If you follow this process, you'll be amazed at how much faster you'll arrive at creative ideas and how much better your work will be.
Now, there's one thing to know about the roles. They're in this order for a reason. If the Judge comes in before the Artist has had a chance to play with an idea, then the Judge will unnecessarily limit the artist. It's like hearing, "No!" before you've even finished asking the question. And if the Warrior takes an idea and runs with it before the Judge has a chance to evaluate whether or not it's a good idea, the Warrior may end up flat on his face (or getting a really poor grade on a paper).
In addition to doing all very essential practical work in honing our creative skills, it's also important to go back to the beginning, to go back to God, our Creator. The book of John gives us a pretty clear concept of God's creation:
In the beginning was the Word, and the Word was with God, and the Word was God. (John 1:1)
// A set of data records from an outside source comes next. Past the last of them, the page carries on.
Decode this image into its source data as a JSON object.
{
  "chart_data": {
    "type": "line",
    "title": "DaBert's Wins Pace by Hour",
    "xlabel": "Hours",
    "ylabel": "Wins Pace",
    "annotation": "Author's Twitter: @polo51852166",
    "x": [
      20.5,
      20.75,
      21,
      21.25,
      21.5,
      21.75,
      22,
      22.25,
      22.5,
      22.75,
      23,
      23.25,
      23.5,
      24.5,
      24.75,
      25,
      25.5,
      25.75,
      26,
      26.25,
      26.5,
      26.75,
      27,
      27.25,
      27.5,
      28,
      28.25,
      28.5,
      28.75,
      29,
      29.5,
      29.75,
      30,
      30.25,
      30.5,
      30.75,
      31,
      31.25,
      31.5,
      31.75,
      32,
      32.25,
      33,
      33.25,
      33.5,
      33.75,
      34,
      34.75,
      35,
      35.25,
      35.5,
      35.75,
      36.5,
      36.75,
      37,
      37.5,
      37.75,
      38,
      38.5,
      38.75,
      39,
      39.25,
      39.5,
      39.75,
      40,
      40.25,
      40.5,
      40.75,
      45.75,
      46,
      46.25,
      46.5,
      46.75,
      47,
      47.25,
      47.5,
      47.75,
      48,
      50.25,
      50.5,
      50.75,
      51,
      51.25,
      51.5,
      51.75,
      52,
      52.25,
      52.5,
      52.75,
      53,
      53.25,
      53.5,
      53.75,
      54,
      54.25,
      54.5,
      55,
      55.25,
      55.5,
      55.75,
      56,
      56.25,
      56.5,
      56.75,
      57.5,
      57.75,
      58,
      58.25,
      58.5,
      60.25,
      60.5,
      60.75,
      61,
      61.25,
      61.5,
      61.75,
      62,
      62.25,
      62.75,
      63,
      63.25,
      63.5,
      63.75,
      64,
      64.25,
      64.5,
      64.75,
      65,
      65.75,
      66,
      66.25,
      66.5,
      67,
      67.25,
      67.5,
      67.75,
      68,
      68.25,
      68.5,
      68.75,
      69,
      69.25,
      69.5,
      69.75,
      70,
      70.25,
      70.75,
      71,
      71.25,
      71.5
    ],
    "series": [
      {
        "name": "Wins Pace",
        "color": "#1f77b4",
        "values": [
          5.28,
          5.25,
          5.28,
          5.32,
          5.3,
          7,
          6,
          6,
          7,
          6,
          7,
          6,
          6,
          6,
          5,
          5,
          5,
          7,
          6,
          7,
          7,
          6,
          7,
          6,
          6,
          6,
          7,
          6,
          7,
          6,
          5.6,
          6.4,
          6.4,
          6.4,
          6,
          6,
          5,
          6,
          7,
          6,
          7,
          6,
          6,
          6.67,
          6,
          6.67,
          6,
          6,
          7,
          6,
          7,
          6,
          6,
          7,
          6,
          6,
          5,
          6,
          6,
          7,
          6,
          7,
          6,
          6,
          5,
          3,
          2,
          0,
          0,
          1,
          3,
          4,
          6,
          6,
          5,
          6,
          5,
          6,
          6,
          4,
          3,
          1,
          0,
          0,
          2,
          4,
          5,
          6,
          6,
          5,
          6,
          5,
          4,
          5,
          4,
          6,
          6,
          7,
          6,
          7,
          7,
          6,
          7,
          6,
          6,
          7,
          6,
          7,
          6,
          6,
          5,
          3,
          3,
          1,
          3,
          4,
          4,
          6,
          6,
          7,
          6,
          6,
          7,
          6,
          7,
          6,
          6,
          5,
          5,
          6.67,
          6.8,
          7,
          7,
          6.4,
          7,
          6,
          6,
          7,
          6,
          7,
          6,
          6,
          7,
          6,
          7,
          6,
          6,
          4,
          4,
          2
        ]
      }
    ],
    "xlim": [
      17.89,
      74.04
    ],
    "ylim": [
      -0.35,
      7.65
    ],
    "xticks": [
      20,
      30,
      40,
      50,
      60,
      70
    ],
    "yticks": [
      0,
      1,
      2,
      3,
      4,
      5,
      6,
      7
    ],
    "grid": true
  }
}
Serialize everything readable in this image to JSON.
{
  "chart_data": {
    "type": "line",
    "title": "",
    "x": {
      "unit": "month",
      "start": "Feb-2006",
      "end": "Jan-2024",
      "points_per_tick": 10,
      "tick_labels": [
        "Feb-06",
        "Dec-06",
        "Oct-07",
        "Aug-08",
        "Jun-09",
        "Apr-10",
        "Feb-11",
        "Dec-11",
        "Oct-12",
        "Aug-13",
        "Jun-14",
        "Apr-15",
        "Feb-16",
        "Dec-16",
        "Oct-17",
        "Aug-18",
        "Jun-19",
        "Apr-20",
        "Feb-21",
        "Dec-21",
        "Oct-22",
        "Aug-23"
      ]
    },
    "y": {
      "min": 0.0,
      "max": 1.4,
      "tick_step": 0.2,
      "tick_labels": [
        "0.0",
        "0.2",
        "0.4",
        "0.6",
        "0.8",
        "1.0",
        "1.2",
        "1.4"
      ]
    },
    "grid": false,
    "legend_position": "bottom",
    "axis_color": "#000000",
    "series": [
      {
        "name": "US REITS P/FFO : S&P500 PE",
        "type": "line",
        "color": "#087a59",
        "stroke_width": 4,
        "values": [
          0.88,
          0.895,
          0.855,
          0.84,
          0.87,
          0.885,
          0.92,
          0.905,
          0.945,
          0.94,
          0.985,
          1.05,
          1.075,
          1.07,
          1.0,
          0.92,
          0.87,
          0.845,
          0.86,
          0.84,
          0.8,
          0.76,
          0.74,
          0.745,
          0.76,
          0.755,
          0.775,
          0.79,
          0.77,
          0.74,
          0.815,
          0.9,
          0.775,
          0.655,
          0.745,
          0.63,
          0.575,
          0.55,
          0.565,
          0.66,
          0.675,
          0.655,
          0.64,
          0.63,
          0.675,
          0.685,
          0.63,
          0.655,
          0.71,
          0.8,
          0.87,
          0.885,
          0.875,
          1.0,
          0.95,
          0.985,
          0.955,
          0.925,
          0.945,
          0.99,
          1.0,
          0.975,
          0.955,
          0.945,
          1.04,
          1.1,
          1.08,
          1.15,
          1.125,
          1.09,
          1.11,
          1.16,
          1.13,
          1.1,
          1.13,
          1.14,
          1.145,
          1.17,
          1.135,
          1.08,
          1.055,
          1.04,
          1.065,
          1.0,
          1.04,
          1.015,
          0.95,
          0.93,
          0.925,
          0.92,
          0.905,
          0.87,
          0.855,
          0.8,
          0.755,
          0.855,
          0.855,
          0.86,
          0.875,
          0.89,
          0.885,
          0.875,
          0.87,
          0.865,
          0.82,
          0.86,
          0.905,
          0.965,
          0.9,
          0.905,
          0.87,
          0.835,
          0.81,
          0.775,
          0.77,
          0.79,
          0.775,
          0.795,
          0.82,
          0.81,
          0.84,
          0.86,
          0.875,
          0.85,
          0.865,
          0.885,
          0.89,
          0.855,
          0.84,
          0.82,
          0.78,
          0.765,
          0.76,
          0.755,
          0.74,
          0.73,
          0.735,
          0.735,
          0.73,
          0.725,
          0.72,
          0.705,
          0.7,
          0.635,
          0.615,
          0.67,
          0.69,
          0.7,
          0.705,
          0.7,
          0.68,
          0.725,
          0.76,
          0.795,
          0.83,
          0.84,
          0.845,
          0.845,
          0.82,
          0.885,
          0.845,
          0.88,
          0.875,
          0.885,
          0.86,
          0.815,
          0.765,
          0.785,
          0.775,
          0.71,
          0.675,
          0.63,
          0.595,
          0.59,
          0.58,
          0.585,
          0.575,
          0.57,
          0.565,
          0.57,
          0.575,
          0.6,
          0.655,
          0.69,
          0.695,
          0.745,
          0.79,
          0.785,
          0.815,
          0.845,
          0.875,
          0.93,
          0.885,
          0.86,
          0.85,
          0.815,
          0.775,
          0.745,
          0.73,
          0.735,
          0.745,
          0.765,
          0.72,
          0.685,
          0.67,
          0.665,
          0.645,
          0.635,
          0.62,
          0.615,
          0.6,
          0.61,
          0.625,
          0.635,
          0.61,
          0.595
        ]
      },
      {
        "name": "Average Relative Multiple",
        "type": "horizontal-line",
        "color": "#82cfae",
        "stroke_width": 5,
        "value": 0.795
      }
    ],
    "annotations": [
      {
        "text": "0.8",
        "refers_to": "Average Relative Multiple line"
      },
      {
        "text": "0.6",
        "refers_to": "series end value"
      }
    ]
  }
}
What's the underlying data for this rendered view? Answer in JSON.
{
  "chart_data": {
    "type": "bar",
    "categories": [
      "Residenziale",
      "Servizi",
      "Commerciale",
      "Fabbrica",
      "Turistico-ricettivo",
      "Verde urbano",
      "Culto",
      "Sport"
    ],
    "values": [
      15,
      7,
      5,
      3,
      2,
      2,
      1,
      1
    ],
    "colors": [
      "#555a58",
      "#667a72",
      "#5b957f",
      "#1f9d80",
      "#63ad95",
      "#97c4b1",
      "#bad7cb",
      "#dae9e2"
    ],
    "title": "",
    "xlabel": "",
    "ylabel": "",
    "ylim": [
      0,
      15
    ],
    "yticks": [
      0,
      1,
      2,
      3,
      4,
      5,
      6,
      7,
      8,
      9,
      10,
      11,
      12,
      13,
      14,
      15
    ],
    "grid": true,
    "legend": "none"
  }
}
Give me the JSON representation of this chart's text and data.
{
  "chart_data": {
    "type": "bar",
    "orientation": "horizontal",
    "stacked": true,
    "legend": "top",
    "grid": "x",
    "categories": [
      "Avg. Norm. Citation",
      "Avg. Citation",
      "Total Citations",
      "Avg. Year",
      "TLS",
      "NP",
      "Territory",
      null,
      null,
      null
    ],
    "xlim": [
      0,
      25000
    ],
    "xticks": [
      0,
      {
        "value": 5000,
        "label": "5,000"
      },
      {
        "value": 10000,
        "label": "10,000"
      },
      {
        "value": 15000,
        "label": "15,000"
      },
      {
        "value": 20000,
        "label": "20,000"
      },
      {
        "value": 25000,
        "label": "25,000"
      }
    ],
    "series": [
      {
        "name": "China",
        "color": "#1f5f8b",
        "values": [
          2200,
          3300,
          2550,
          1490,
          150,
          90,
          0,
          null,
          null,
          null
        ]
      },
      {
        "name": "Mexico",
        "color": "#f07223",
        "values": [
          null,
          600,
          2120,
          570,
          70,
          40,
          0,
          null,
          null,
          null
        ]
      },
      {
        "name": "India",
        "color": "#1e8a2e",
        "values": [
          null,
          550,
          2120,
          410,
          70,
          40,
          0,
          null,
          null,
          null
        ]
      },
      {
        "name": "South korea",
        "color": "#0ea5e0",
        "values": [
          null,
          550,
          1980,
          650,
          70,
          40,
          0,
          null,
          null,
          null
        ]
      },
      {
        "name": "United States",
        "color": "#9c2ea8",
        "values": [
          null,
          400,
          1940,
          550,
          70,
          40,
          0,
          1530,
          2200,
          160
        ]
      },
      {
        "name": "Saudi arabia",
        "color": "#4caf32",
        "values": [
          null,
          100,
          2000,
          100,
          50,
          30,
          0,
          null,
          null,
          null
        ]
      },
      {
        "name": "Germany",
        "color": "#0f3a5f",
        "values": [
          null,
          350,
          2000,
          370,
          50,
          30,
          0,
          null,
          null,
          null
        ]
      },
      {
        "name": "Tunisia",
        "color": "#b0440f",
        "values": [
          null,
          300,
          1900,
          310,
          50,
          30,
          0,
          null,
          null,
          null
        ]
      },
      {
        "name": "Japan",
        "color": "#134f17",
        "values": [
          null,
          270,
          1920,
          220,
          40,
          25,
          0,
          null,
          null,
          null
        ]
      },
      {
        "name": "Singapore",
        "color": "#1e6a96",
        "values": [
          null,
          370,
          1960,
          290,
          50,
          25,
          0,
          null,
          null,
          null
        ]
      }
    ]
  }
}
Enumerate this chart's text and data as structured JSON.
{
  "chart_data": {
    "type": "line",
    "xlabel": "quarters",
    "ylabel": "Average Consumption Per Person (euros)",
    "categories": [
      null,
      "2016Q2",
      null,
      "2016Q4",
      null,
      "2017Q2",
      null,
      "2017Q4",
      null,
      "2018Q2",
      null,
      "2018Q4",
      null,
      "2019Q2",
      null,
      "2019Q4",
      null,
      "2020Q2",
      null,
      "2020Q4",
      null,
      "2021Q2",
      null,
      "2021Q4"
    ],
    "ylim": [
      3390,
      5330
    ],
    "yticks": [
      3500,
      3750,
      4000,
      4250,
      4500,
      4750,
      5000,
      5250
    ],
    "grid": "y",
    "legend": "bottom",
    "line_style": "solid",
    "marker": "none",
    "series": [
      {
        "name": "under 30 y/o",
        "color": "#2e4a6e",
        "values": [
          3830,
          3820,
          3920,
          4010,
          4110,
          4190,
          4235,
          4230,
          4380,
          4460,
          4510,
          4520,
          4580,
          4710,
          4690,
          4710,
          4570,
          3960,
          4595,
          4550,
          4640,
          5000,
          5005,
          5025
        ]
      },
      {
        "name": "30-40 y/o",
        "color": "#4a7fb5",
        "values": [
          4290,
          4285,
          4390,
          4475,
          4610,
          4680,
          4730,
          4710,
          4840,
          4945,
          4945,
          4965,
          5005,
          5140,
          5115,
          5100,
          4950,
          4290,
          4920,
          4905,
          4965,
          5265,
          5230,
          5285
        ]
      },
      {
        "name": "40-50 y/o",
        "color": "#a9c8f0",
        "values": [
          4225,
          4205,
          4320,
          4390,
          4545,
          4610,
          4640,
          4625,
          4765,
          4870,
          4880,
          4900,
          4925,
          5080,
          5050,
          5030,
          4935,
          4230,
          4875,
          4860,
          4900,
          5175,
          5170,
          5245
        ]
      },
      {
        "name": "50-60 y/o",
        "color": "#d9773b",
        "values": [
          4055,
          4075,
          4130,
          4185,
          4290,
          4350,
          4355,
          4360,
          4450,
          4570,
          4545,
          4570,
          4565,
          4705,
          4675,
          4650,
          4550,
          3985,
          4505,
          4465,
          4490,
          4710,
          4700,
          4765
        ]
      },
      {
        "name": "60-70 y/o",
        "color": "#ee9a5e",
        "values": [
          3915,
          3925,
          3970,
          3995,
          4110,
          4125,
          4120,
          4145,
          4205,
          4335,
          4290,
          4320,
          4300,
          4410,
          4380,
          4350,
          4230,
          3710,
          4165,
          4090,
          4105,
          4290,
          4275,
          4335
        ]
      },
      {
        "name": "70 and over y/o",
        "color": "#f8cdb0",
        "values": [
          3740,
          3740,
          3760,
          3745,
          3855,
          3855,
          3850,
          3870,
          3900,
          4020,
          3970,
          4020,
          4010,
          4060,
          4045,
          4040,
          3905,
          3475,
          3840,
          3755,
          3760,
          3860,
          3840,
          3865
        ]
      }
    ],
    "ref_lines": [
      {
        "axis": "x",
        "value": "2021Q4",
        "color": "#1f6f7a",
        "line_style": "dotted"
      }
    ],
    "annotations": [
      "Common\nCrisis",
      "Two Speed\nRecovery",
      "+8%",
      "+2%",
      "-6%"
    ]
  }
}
Everything was created through him;
nothing--not one thing!--
came into being without him.
What came into existence was Life,
and the Life was Light to live by.
The Life-Light blazed out of the darkness;
the darkness couldn't put it out. (The Message, John 1:3-5)
So when we're faced with the need or the opportunity to be creative at school, work, or home, we can turn to God and realize:
- God is the source of our creativity.
- He inspires us through the “Life-Light” of inspiration.
- This inspiring light cannot be destroyed by anything -- by imposed limitations, apparent lack of understanding, fear of inadequacy, not knowing where or how to start, pressures to be original and interesting, due dates, impending performances, “Mental Locks,” etc.
It's neat to think about the source of creativity as the Life-Light and ourselves as the reflection of that Life-Light. As we know, light, which dispels darkness, enables us to see infinite possibilities in God's universe, and therefore, express infinite creativity.
Roger von Oech. A Kick in the Seat of the Pants. New York: Harper Perennial, 1986. ----. A Whack on the Side of the Head. New York: Warner Books, 1990.